Faktor kontak/hubungan yang berpengaruh terhadap kejadian penyakit Tuberkulosis antara lain :

  • Lama kontak
  • Keeratan kontak

Penelitian Musdad (2002) di Tangerang melaporkan bahwa rumah tangga yang penderitanya memiliki kebiasan tidur dengan balita mempunyait risiko 2,8 kali dibandingkan yang tidurnya terpisah. Risiko terjadinya Tuberkulosis paru pada Balita yang dirumahnya ada penderita Tuberkulosis paru sebesar 49,762 kali dibandingkan yang tidak ada penderita Tuberkulosis. (Suhardi, 2006).
Kegiatan yang bisa dilakukan adalah dengan memberikan sosiallisasi kepada penderita dan keluarga untuk mengurangi berdekatan dalam jarak yang bisa dijangkau tangan atau memberikan penutup mulut kepada penderita Tuberkulosis paru BTA (+) serta tidak tidur dalam satu kamar untuk menghindari penularan.

3. Sumber penularan

Sumber penularan yang berpengaruh terhadap kejadian penyakit Tuberkulosis antara lain :

  • Sumber penularan serumah
  • Sumber penularan tidak serumah

Penelitian Musadad (2002) di Tangerang dilaporkan angka kejadian penularan Tuberkulosis paru didalam rumah tangga sebesar 13 % (33 kasus). Faktor keberadaan penderita Tuberkulosis paru serumah dengan penderita lebih dari 1 sebesar 4 kali.

4. Kondisi fisik lingkungan rumah tempat tinggal

Kondisi fisik lingkungan tempat tinggal yang sehat akan mengurangi risiko terhadap kejadian penyakit Tuberkulosis. Syarat-syarat rumah yang sehat, antara lain (Depkes, 1999) :

  • Kondisi lantai rumah
    Kondisi lantai ubin atau semen adalah lebih baik daripada lantai tanah. Syarat terpenting adalah tidak berdebu dan basah atau lembab karena sebagai sarang penyakit.

  • Pencahayaan rumah dan kamar
    Rumah yang sehat memerlukan cahaya yang cukup, tidak kurang dan tidak terlalu banyak. Kurangnya cahaya yang masuk ke dalam rumah, terutama cahaya matahari disamping kurang nyaman, juga merupakan media atau tempat yang baik untuk hidup dan berkembangnya bibit penyakit, seperti bakteri Tuberkulosis paru. Sebaliknya terlalu banyak cahaya akan menyebabkan silau dan akhirnya merusak mata.

    Pencahayaan yang memenuhi syarat sebesar 60 – 120 lux. Luas jendela yang baik minimal 10 - 20 dari luas lantai.

  • Ventilasi rumah dan kamar
    Ventilasi mempunyai banyak fungsi, antara lain :

    1. Untuk menjaga aliran O2 (oksigen) dalam rumah tetap terjaga, sehingga menimbulkan udara segar didalam rumah,

    2. Untuk membebaskan udara ruangan dari bakteri-bakteri pathogen,

    3. Untuk menjaga agar ruangan rumah selalu tetap dalam kelembaban optimum.

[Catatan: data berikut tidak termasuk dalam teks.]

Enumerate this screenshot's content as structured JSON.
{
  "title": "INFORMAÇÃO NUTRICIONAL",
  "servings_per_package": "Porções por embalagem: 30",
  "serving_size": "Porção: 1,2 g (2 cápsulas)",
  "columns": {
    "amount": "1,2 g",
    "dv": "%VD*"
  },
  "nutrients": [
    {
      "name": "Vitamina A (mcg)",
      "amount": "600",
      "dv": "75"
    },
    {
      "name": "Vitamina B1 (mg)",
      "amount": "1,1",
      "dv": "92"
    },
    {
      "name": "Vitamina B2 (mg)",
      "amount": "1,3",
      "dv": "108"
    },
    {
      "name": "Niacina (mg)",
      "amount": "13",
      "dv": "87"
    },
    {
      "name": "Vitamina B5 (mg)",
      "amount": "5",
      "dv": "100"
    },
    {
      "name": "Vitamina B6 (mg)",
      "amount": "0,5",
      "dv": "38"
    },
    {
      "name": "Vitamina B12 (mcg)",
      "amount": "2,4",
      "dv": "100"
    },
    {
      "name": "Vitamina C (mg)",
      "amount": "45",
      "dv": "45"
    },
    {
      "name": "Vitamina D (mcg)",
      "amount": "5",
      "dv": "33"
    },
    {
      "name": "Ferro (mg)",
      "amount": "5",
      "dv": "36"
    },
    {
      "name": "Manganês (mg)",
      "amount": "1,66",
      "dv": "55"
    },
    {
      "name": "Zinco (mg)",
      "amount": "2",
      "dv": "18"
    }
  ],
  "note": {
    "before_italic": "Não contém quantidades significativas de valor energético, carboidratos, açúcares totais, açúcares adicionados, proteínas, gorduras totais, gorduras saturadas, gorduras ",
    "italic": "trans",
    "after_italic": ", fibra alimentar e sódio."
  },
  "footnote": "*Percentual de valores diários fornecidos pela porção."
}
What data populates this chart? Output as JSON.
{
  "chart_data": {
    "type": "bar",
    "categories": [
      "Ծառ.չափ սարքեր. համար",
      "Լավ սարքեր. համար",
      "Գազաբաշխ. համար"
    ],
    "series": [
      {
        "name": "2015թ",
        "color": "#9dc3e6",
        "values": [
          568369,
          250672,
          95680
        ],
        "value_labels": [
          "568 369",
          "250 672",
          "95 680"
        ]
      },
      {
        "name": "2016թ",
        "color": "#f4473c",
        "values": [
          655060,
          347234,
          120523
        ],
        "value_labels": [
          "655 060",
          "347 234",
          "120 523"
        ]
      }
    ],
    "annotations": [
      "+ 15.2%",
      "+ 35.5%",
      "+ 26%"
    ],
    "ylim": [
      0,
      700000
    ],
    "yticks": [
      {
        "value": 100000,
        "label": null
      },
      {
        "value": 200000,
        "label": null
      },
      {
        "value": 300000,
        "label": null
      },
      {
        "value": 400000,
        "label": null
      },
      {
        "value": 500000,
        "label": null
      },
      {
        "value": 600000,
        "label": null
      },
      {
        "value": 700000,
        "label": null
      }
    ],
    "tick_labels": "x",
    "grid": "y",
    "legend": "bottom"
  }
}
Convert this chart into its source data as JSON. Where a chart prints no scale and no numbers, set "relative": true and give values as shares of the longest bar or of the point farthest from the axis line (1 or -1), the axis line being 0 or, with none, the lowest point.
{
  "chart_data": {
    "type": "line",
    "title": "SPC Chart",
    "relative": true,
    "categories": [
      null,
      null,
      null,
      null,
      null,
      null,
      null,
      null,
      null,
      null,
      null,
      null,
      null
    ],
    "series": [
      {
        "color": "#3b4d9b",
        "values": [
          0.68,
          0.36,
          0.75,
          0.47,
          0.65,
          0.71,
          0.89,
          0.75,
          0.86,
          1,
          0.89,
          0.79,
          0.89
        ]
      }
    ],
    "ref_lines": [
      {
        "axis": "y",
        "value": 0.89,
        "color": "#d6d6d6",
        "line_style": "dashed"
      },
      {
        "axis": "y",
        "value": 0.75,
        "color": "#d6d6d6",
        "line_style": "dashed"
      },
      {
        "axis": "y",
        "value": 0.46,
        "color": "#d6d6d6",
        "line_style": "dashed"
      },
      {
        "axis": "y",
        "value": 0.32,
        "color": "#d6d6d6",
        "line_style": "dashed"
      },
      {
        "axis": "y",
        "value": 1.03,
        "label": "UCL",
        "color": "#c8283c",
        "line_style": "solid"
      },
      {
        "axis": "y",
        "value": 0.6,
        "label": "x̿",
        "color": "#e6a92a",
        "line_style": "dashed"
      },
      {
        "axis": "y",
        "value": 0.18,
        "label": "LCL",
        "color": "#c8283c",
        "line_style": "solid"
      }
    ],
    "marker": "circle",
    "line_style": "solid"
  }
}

    Ukuran ventilasi minimum yang memenuhi syarat sehat adalah 10 % dari luas lantai.

  • Suhu udara
    Suhu udara didalam rumah berfungsi untuk memberikan rasa nyaman pada penghuninya. Kualitas udara dalam rumah yang memenuhi syarat adalah bertemperatur 18o – 30oC

  • Kelembaban udara
    Kelembaban udara merupakan salah satu media yang baik untuk berkembangbiaknya bakteri-bakteri pathogen didalam rumah. Kelembaban udara yang optimum dan memenuhi syarat sehat berkisar 40% - 70%

  • Kepadatan penghuni rumah
    Luas lantai bangunan rumah sehat harus cukup untuk penghuni didalamnya. Artinya luas lantai bangunan tersebut harus disesuaikan dengan jumlah penghuninya. luas bangunan yang tidak sebanding dengan jumlah penghuninya akan menyebabkan overcrowded . kondisi ini tidak sehat, sebab disamping menyebabkan kurangnya konsumsi O2 juga bila salah satu anggota keluarga terkena penyakit infeksi, akan mudah menular kepada anggota keluarga yang lain. Luas bangunan yang optimum adalah apabila dapat menyediakan 2,5 – 3m2 untuk tiap anggota keluarga.

    Kondisi fisik lingkungan rumah tempat tinggal besar sekali pengaruhnya terhadap kejadian penyakit Tuberkulosis paru. Rumah tempat tinggal yang tidak memenuhi syarat sehat akan meningkatkan risiko penularan ataupun kejadian dari penyakit Tuberkulosis paru.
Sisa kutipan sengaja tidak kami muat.